(R)évolution de la doxa féministe
Geneviève Pruvost note qu'alors, "il était très difficile d'échapper au dogme de la doxa féministe qui imposait une vision (sans doute justifiée à l'époque) avant tout de femmes victimes. Nous avons pris le parti, d'abord pour un colloque, puis pour le livre qui en est issu, de ne pas du tout évoquer les violences faites aux femmes. Nous avons changé d'époque, nous nous inscrivons dans un autre moment de l'histoire, nous ne craignons plus d'assauts féministes - les violences faites aux femmes font l'objet de nombreuses recherches, et il est moins inconvenant politiquement et stratégiquement d'aborder cette prise en main des femmes de leurs destinées (empowerment) que constitue aussi l'usage de la violence."

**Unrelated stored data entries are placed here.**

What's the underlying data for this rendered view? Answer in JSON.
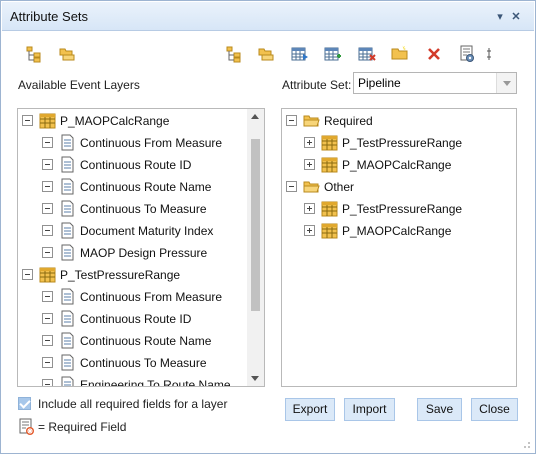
{
  "window": {
    "title": "Attribute Sets"
  },
  "titlebar": {
    "dropdown_glyph": "▾",
    "close_glyph": "✕"
  },
  "toolbar": {
    "left_icons": [
      "add-layer-icon",
      "add-folder-icon"
    ],
    "right_icons": [
      "add-layer-icon",
      "add-folder-icon",
      "table-import-icon",
      "add-field-icon",
      "remove-field-icon",
      "new-folder-icon",
      "delete-icon",
      "properties-icon",
      "more-icon"
    ]
  },
  "left": {
    "heading": "Available Event Layers",
    "rows": [
      {
        "level": 0,
        "kind": "layer",
        "label": "P_MAOPCalcRange"
      },
      {
        "level": 1,
        "kind": "field",
        "label": "Continuous From Measure"
      },
      {
        "level": 1,
        "kind": "field",
        "label": "Continuous Route ID"
      },
      {
        "level": 1,
        "kind": "field",
        "label": "Continuous Route Name"
      },
      {
        "level": 1,
        "kind": "field",
        "label": "Continuous To Measure"
      },
      {
        "level": 1,
        "kind": "field",
        "label": "Document Maturity Index"
      },
      {
        "level": 1,
        "kind": "field",
        "label": "MAOP Design Pressure"
      },
      {
        "level": 0,
        "kind": "layer",
        "label": "P_TestPressureRange"
      },
      {
        "level": 1,
        "kind": "field",
        "label": "Continuous From Measure"
      },
      {
        "level": 1,
        "kind": "field",
        "label": "Continuous Route ID"
      },
      {
        "level": 1,
        "kind": "field",
        "label": "Continuous Route Name"
      },
      {
        "level": 1,
        "kind": "field",
        "label": "Continuous To Measure"
      },
      {
        "level": 1,
        "kind": "field",
        "label": "Engineering To Route Name"
      }
    ]
  },
  "right": {
    "set_label": "Attribute Set:",
    "set_value": "Pipeline",
    "rows": [
      {
        "level": 0,
        "kind": "folder",
        "expander": "minus",
        "label": "Required"
      },
      {
        "level": 1,
        "kind": "layer",
        "expander": "plus",
        "label": "P_TestPressureRange"
      },
      {
        "level": 1,
        "kind": "layer",
        "expander": "plus",
        "label": "P_MAOPCalcRange"
      },
      {
        "level": 0,
        "kind": "folder",
        "expander": "minus",
        "label": "Other"
      },
      {
        "level": 1,
        "kind": "layer",
        "expander": "plus",
        "label": "P_TestPressureRange"
      },
      {
        "level": 1,
        "kind": "layer",
        "expander": "plus",
        "label": "P_MAOPCalcRange"
      }
    ]
  },
  "options": {
    "include_required_label": "Include all required fields for a layer",
    "include_required_checked": true,
    "legend_label": "= Required Field"
  },
  "buttons": {
    "export": "Export",
    "import": "Import",
    "save": "Save",
    "close": "Close"
  },
  "colors": {
    "accent": "#a9c6e8",
    "titlebar": "#dbe9f8",
    "folder": "#f2c14e",
    "layer": "#e0a82e"
  }
}
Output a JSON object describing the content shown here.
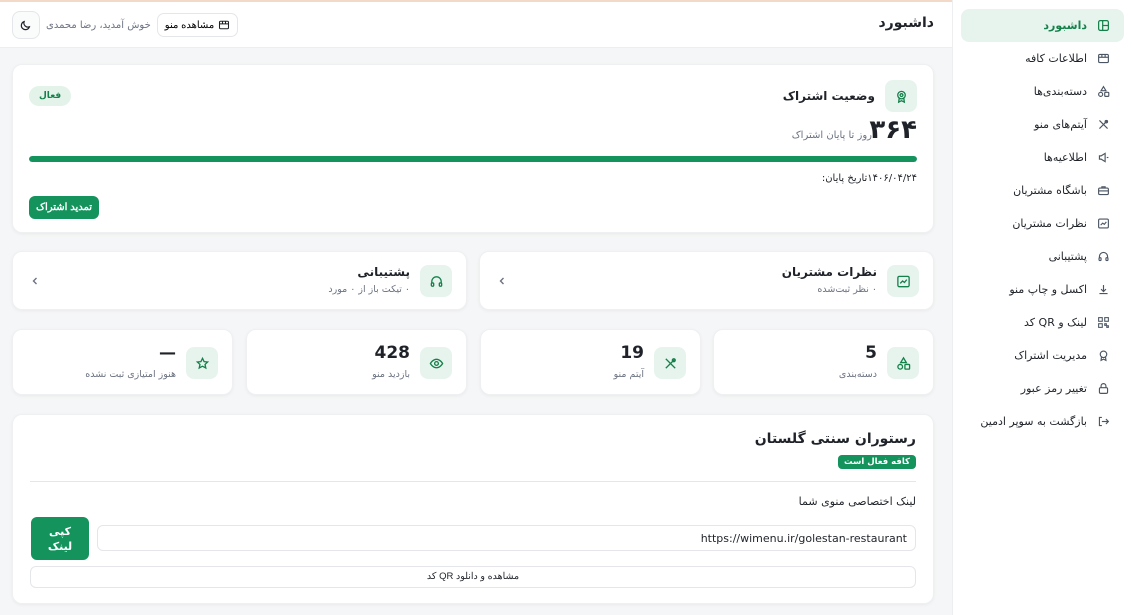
{
  "header": {
    "title": "داشبورد",
    "welcome": "خوش آمدید، رضا محمدی",
    "view_menu_label": "مشاهده منو"
  },
  "sidebar": {
    "items": [
      {
        "label": "داشبورد",
        "icon": "layout-icon",
        "active": true
      },
      {
        "label": "اطلاعات کافه",
        "icon": "store-icon"
      },
      {
        "label": "دسته‌بندی‌ها",
        "icon": "shapes-icon"
      },
      {
        "label": "آیتم‌های منو",
        "icon": "utensils-icon"
      },
      {
        "label": "اطلاعیه‌ها",
        "icon": "megaphone-icon"
      },
      {
        "label": "باشگاه مشتریان",
        "icon": "briefcase-icon"
      },
      {
        "label": "نظرات مشتریان",
        "icon": "chart-message-icon"
      },
      {
        "label": "پشتیبانی",
        "icon": "headset-icon"
      },
      {
        "label": "اکسل و چاپ منو",
        "icon": "download-icon"
      },
      {
        "label": "لینک و QR کد",
        "icon": "qr-icon"
      },
      {
        "label": "مدیریت اشتراک",
        "icon": "award-icon"
      },
      {
        "label": "تغییر رمز عبور",
        "icon": "lock-icon"
      },
      {
        "label": "بازگشت به سوپر ادمین",
        "icon": "logout-icon"
      }
    ]
  },
  "subscription": {
    "title": "وضعیت اشتراک",
    "status_badge": "فعال",
    "days_remaining": "۳۶۴",
    "days_label": "روز تا پایان اشتراک",
    "progress_percent": 100,
    "end_date_label": "تاریخ پایان:",
    "end_date": "۱۴۰۶/۰۴/۲۴",
    "renew_label": "تمدید اشتراک"
  },
  "wide_cards": {
    "reviews": {
      "title": "نظرات مشتریان",
      "subtitle": "۰ نظر ثبت‌شده"
    },
    "support": {
      "title": "پشتیبانی",
      "subtitle": "۰ تیکت باز از ۰ مورد"
    }
  },
  "stats": {
    "categories": {
      "value": "5",
      "label": "دسته‌بندی"
    },
    "menu_items": {
      "value": "19",
      "label": "آیتم منو"
    },
    "menu_views": {
      "value": "428",
      "label": "بازدید منو"
    },
    "rating": {
      "value": "—",
      "label": "هنوز امتیازی ثبت نشده"
    }
  },
  "cafe": {
    "name": "رستوران سنتی گلستان",
    "badge": "کافه فعال است",
    "link_label": "لینک اختصاصی منوی شما",
    "link_url": "https://wimenu.ir/golestan-restaurant",
    "copy_label": "کپی\nلینک",
    "qr_label": "مشاهده و دانلود QR کد"
  },
  "colors": {
    "accent": "#14935d",
    "accent_light": "#e7f4ee",
    "background": "#f5f6f7"
  }
}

Cette hypothèse n'est pourtant pas évidente a priori. Dans sa belle préface, Arlette Farge s'interroge : " l'égalitaire accès des hommes er des femmes au pouvoir de violence revêt-il, dans tous les cas, une dimension politique et émancipatrice ? Cela pose, en soi, le problème de la violence humaine, du recours à la guerre, aux armes, aux crimes, à la défiguration de soi par la mort d'autrui. Il vaut la peine d'aborder ces thèmes de réflexion sans jamais se féliciter trop rapidement de ce que les femmes - on le sait depuis longtemps sont violentes".
Violences symboliques, violences réelles
Le recueil n'est pas exhaustif et se pose alors la question des choix. Le panorama offert, historique et géographique, explore autant les sphères publiques que privées mais certain(e)s regretteront ainsi qu'y manquent les révolutionnaires russes du XIXème siècle (il y eut autant de garçons que de filles à être jugées lors des grands procès contre les populistes), ou les gardiennes nazies de camps d'extermination, par exemple.

Ce livre événement nous invite aussi à repenser ce cliché naïf transmis par certains courants politiques, celui d'un monde meilleur parce que dirigé par des femmes. "Le monde meilleur auquel j'aspire ne serait dominé ni par les hommes, ni par les femmes. Il ne faut pas idéaliser un entre-femmes féministe", affirme Geneviève Pruvost, avant de conclure : "mais que cet entre-femmes soit nécessaire et salutaire à une moment donné, cela est évident. Comme le montre de façon remarquable Foxfire, confessions d'un gang de filles". Le film de Laurent Cantet est presque un résumé de la somme universitaire "Penser la violence des femmes".
Ce qu'apporte Foxfire, confessions d'un gang de filles, à l'approche de genre, selon Geneviève Pruvost
23.01.2013Bande annonce de Foxfire, le film de Laurent Cantet
Dans un autre registre, Zero Dark Thirty de l'américaine Kathryn Bigelow, fait la part belle à la violence des femmes, avec un parti pris féministe qu'elle revendique : "Je suis une femme, et le film est évidemment celui d'une femme, produit par une femme, qui se veut un véritable hommage à trois ou quatre femmes très, très fortes." a-t-elle lancé lors de la cérémonie des Golden Globes. Déjà auteure de Démineurs, un autre film de guerre sur l'Irak réalisé et très remarqué (six Oscars !) en 2009, la cinéaste évoque cette fois la traque de Ben Laden et sa mise à mort par la CIA en mai 2011, avec pour figure majeure de cette chasse à l'homme, impitoyable et intraitable, une agente, faisant tout à la fois montre de ses facultés intellectuelles et physiques, jusqu'à l'horreur de la torture. Comme le dit son interprète principale dans un entretien à Libération, la comédienne Jessica Chastain, "Maya, cette femme sans passé, sans relation amoureuse, sans enfants, uniquement définie par son travail, incarne un nouveau type d'héroïne".
A propos des coordinatrices de “Penser la violence des femmes“

Coline Cardi est sociologue, elle aussi, maîtresse de conférences à l'université Paris-VIII et chercheuse au CRESPPA-CSU. Elle travaille sur la déviance et le contrôle social des femmes. Elle a soutenu sa thèse sur La déviance des femmes. Délinquantes et mauvaises mères : entre prison, justice et travailsocial, en novembre 2008.